Prep Strategy: Six Weeks Is Comfortable
Ten weeks after a gap. Here is the allocation that makes sense given the round weights:
Weeks 1-2: SQL intensive. Work through 30 medium and hard SQL problems focused on window functions, deduplication, self-joins, and time-series queries. DataLemur and StrataScratch have Google-tagged questions. Practice writing queries without auto-complete and narrating your reasoning out loud.
Weeks 3-4: Coding and GCP. Do 20-25 LeetCode mediums in the practical categories (arrays, hash maps, sliding window, graphs). Concurrently, do a hands-on pass through BigQuery, Dataflow, and Pub/Sub. Build a small toy pipeline. Reading docs alone won't get you to comfortable fluency in system design conversations.
Week 5: System design. Practice designing two to three data pipelines from scratch, narrating the trade-offs. Find a mock partner or record yourself. Candidates who can't explain the difference between streaming and micro-batch under interview pressure consistently underperform their actual knowledge level.
Week 6: Behavioral and mock interviews. Finalize your five stories, time them, and do at least two full mock loops. This is where SpaceComplexity helps: the voice-based interview format forces you to actually explain your thinking out loud rather than mentally rehearsing it, which is what the real interview tests.
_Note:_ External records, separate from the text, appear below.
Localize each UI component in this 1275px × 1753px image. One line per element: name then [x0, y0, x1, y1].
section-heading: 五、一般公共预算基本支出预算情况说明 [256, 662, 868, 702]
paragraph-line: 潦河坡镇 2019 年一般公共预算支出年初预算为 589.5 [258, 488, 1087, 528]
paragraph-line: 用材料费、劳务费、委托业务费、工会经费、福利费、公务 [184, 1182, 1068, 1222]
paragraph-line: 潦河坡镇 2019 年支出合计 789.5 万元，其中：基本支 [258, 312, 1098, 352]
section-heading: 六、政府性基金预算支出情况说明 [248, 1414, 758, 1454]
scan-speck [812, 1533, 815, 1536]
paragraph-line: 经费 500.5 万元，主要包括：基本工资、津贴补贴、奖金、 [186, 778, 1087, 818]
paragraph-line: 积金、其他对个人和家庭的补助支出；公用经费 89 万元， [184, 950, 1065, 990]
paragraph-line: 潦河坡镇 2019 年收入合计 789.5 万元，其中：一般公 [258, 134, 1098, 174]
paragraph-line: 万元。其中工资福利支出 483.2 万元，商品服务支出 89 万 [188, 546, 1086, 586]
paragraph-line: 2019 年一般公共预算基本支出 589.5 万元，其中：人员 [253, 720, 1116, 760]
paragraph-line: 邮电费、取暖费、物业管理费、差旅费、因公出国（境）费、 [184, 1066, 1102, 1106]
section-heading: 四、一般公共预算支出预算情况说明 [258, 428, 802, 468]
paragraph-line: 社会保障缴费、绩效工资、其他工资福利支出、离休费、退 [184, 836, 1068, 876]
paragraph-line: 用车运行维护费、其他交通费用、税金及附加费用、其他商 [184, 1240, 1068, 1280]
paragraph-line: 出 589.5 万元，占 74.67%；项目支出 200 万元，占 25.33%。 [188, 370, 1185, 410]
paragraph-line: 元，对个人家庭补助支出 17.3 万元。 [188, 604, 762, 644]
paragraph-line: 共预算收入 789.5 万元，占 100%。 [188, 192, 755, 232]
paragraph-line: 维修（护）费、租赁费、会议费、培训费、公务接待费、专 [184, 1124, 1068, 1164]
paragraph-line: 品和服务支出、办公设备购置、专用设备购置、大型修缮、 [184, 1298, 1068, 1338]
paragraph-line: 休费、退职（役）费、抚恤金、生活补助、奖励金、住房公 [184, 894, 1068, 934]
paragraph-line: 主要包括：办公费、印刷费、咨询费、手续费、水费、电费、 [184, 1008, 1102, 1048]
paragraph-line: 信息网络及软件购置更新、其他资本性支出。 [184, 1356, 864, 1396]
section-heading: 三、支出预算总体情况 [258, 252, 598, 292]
Six weeks of prep. Then you get the offer. Then you discover Google has an internal interview process for team transfers.
Where Candidates Actually Lose Points
Treating the SQL round as a warmup. Almost every post-interview report from candidates who failed cites SQL as the round they didn't prepare enough for. Spend more time here than feels comfortable. Then spend a bit more.
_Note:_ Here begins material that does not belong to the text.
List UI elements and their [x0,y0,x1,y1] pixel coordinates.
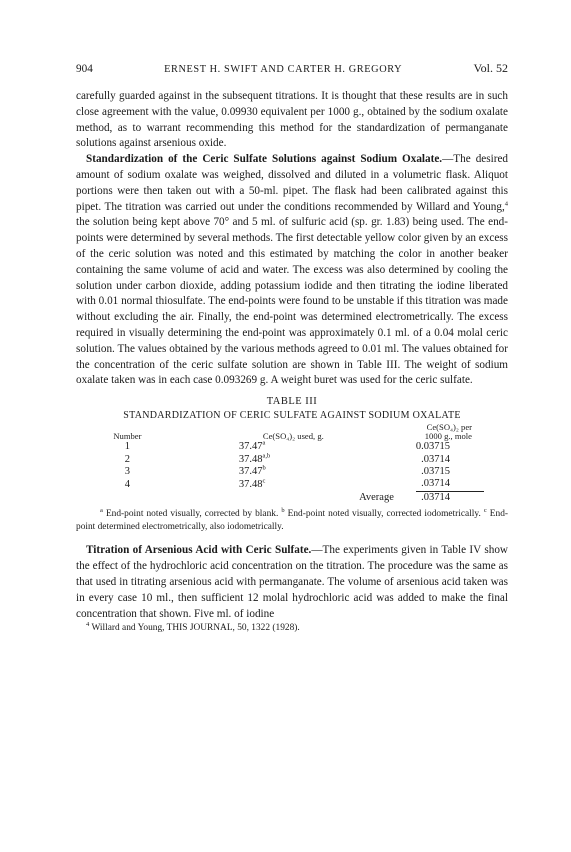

Skipping clarifying questions. Google's rubric explicitly penalizes candidates who jump to solutions without establishing requirements. In the system design round especially, ask about scale, SLOs, consistency requirements, and what failure looks like before drawing anything. See how to ask clarifying questions in an interview for a concrete method.
Weak behavioral answers. "We worked as a team and succeeded" is not a Googliness answer. It's what you say when you're improvising. Google wants specifics about what you decided, how you handled the ambiguity, and what you'd do differently. "We succeeded" gives the interviewer nothing to write down.
Ignoring GCP depth in system design. Designing a pipeline with "a message queue, a transform layer, and a data warehouse" is generic. Showing fluency with BigQuery slot economics, Dataflow windowing semantics, or Pub/Sub dead-letter queues signals that you've operated these systems in production, not just read about them.
Going silent when stuck. An interviewer who can hear your reasoning can guide you. Silence gives them nothing. If you don't know the exact BigQuery syntax for materialized views, say "I know you can define a view that BigQuery refreshes on a schedule, I'd want to verify the exact DDL." That scores better than a long pause followed by a guess. Review technical interview communication for the mechanics.